Source: IDS News
When she and her fellow fashion design majors found out their senior fashion show was canceled due to the COVID-19 pandemic, senior Dayjah Lee said the group was devastated. Students were upset and angry at the situation, and there were many tears, Lee said.
Every year, fashion design majors premiere a collection they create in a fashion show at Assembly Hall, Lee said. While they knew this year was going to be different due to the pandemic, she said it came as a shock when IU canceled their fashion show 10 days before the scheduled date due to risk of having too many people. After that, Lee said she and some other fashion designers came up with the idea to premiere their own off-campus fashion show to debut their collections.
“Instead of wasting time being upset about it, we started to make something happen for ourselves,” Lee said. “Because especially for most of us who are seniors, this is our big chance to be able to have a show, and we wanted to be able to pull something off.”
The show premiered at 2 p.m. Sunday in Fairfax State Recreation Area, where the group rented a pavilion. The show lasted about 10 minutes as models from six different designers walked a red carpet for an audience of friends and family. Audience members were told to bring chairs and blankets to spread out, and masks were required.
“Honestly, I'm just happy that we got the opportunity to show off our stuff,” designer and senior Cassidy Benbow said. “I know that meant a lot to all of us after spending countless hours in the studio, and I think as none of us have ever produced our own show before, it went really well.”
Lee said the show was an intimate and exclusive event. Everyone involved was discouraged from posting about the show on social media and inviting too many people. She said this show was to be kept a secret to keep the audience number low, but also to keep anyone from getting in trouble.
Lee said the time constraint was a significant challenge with producing the show as she and the designers spent many late nights in the studio working to put it together.
The designers used their own contacts and relationships to help fulfill aspects of the show.
Designer and junior McKenna Yankel said her parents rented the pavilion, and designer and senior Jamie Westphal’s parents built a dressing room for the area. Underclassmen and people not presenting helped by creating posters and kept everything organized, Lee said. The videographers and band volunteered to work the show, but Lee said the audience donations would go to them.

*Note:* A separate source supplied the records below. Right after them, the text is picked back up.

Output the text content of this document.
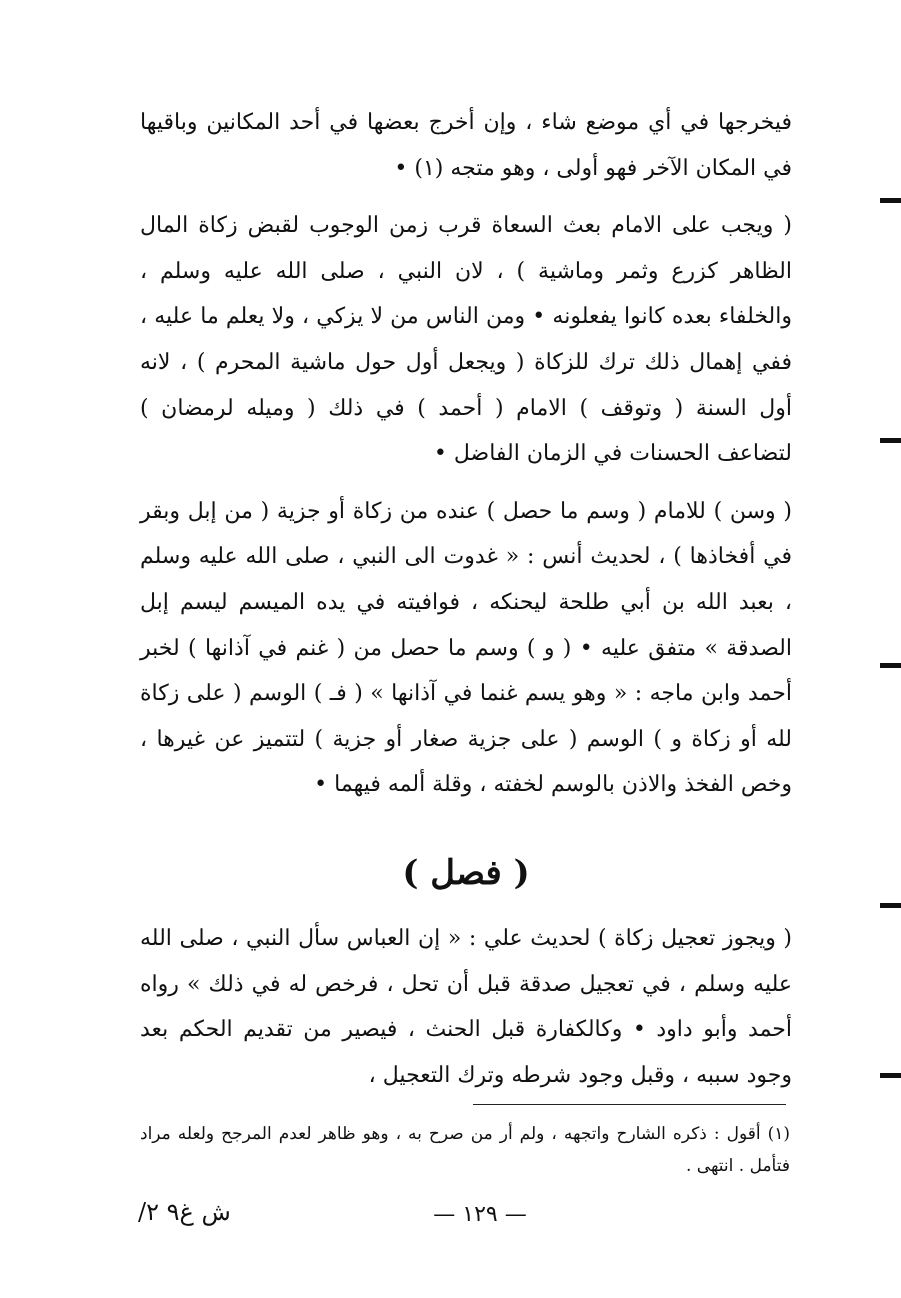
فيخرجها في أي موضع شاء ، وإن أخرج بعضها في أحد المكانين وباقيها في المكان الآخر فهو أولى ، وهو متجه (١) •

( ويجب على الامام بعث السعاة قرب زمن الوجوب لقبض زكاة المال الظاهر كزرع وثمر وماشية ) ، لان النبي ، صلى الله عليه وسلم ، والخلفاء بعده كانوا يفعلونه • ومن الناس من لا يزكي ، ولا يعلم ما عليه ، ففي إهمال ذلك ترك للزكاة ( ويجعل أول حول ماشية المحرم ) ، لانه أول السنة ( وتوقف ) الامام ( أحمد ) في ذلك ( وميله لرمضان ) لتضاعف الحسنات في الزمان الفاضل •

( وسن ) للامام ( وسم ما حصل ) عنده من زكاة أو جزية ( من إبل وبقر في أفخاذها ) ، لحديث أنس : « غدوت الى النبي ، صلى الله عليه وسلم ، بعبد الله بن أبي طلحة ليحنكه ، فوافيته في يده الميسم ليسم إبل الصدقة » متفق عليه • ( و ) وسم ما حصل من ( غنم في آذانها ) لخبر أحمد وابن ماجه : « وهو يسم غنما في آذانها » ( فـ ) الوسم ( على زكاة لله أو زكاة و ) الوسم ( على جزية صغار أو جزية ) لتتميز عن غيرها ، وخص الفخذ والاذن بالوسم لخفته ، وقلة ألمه فيهما •

( فصل )

( ويجوز تعجيل زكاة ) لحديث علي : « إن العباس سأل النبي ، صلى الله عليه وسلم ، في تعجيل صدقة قبل أن تحل ، فرخص له في ذلك » رواه أحمد وأبو داود • وكالكفارة قبل الحنث ، فيصير من تقديم الحكم بعد وجود سببه ، وقبل وجود شرطه وترك التعجيل ،

(١) أقول : ذكره الشارح واتجهه ، ولم أر من صرح به ، وهو ظاهر لعدم المرجح ولعله مراد فتأمل . انتهى .

— ١٢٩ —
ش غ٩ ٢/
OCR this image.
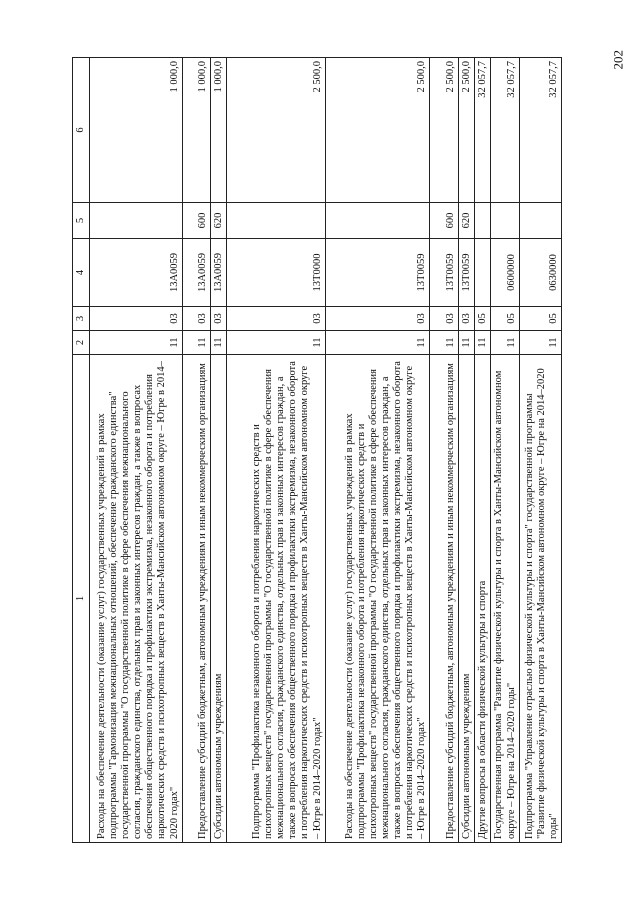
202
1	2	3	4	5	6
Расходы на обеспечение деятельности (оказание услуг) государственных учреждений в рамках подпрограммы "Гармонизация межнациональных отношений, обеспечение гражданского единства" государственной программы "О государственной политике в сфере обеспечения межнационального согласия, гражданского единства, отдельных прав и законных интересов граждан, а также в вопросах обеспечения общественного порядка и профилактики экстремизма, незаконного оборота и потребления наркотических средств и психотропных веществ в Ханты-Мансийском автономном округе – Югре в 2014–2020 годах"	11	03	13А0059		1 000,0
Предоставление субсидий бюджетным, автономным учреждениям и иным некоммерческим организациям	11	03	13А0059	600	1 000,0
Субсидии автономным учреждениям	11	03	13А0059	620	1 000,0
Подпрограмма "Профилактика незаконного оборота и потребления наркотических средств и психотропных веществ" государственной программы "О государственной политике в сфере обеспечения межнационального согласия, гражданского единства, отдельных прав и законных интересов граждан, а также в вопросах обеспечения общественного порядка и профилактики экстремизма, незаконного оборота и потребления наркотических средств и психотропных веществ в Ханты-Мансийском автономном округе – Югре в 2014–2020 годах"	11	03	13Т0000		2 500,0
Расходы на обеспечение деятельности (оказание услуг) государственных учреждений в рамках подпрограммы "Профилактика незаконного оборота и потребления наркотических средств и психотропных веществ" государственной программы "О государственной политике в сфере обеспечения межнационального согласия, гражданского единства, отдельных прав и законных интересов граждан, а также в вопросах обеспечения общественного порядка и профилактики экстремизма, незаконного оборота и потребления наркотических средств и психотропных веществ в Ханты-Мансийском автономном округе – Югре в 2014–2020 годах"	11	03	13Т0059		2 500,0
Предоставление субсидий бюджетным, автономным учреждениям и иным некоммерческим организациям	11	03	13Т0059	600	2 500,0
Субсидии автономным учреждениям	11	03	13Т0059	620	2 500,0
Другие вопросы в области физической культуры и спорта	11	05			32 057,7
Государственная программа "Развитие физической культуры и спорта в Ханты-Мансийском автономном округе – Югре на 2014–2020 годы"	11	05	0600000		32 057,7
Подпрограмма "Управление отраслью физической культуры и спорта" государственной программы "Развитие физической культуры и спорта в Ханты-Мансийском автономном округе – Югре на 2014–2020 годы"	11	05	0630000		32 057,7
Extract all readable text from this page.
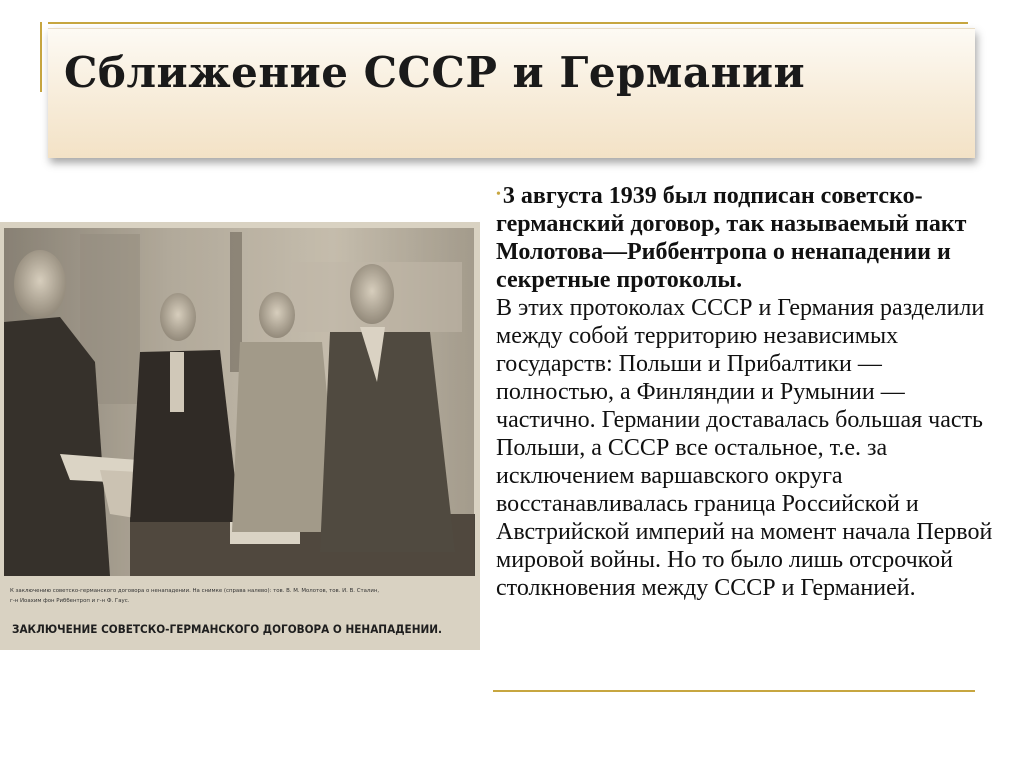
Сближение СССР и Германии
К заключению советско-германского договора о ненападении. На снимке (справа налево): тов. В. М. Молотов, тов. И. В. Сталин,
г-н Иоахим фон Риббентроп и г-н Ф. Гаус.
ЗАКЛЮЧЕНИЕ СОВЕТСКО-ГЕРМАНСКОГО ДОГОВОРА О НЕНАПАДЕНИИ.
•3 августа 1939 был подписан советско-германский договор, так называемый пакт Молотова—Риббентропа о ненападении и секретные протоколы.
В этих протоколах СССР и Германия разделили между собой территорию независимых государств: Польши и Прибалтики — полностью, а Финляндии и Румынии — частично. Германии доставалась большая часть Польши, а СССР все остальное, т.е. за исключением варшавского округа восстанавливалась граница Российской и Австрийской империй на момент начала Первой мировой войны. Но то было лишь отсрочкой столкновения между СССР и Германией.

“Everybody really came out to work on this,” Yankel said. “Everyone banded together, and we all just did whatever we could to make it happen.”
Ultimately, the entire process allowed everyone involved to take on new roles as producers. Lee said it was cool to have creative freedom for the show, something the designers normally do not have full say over.
“I think the show getting canceled is kind of like a blessing in disguise,” Yankel said. “It made us not only designers, but now we are producers too.”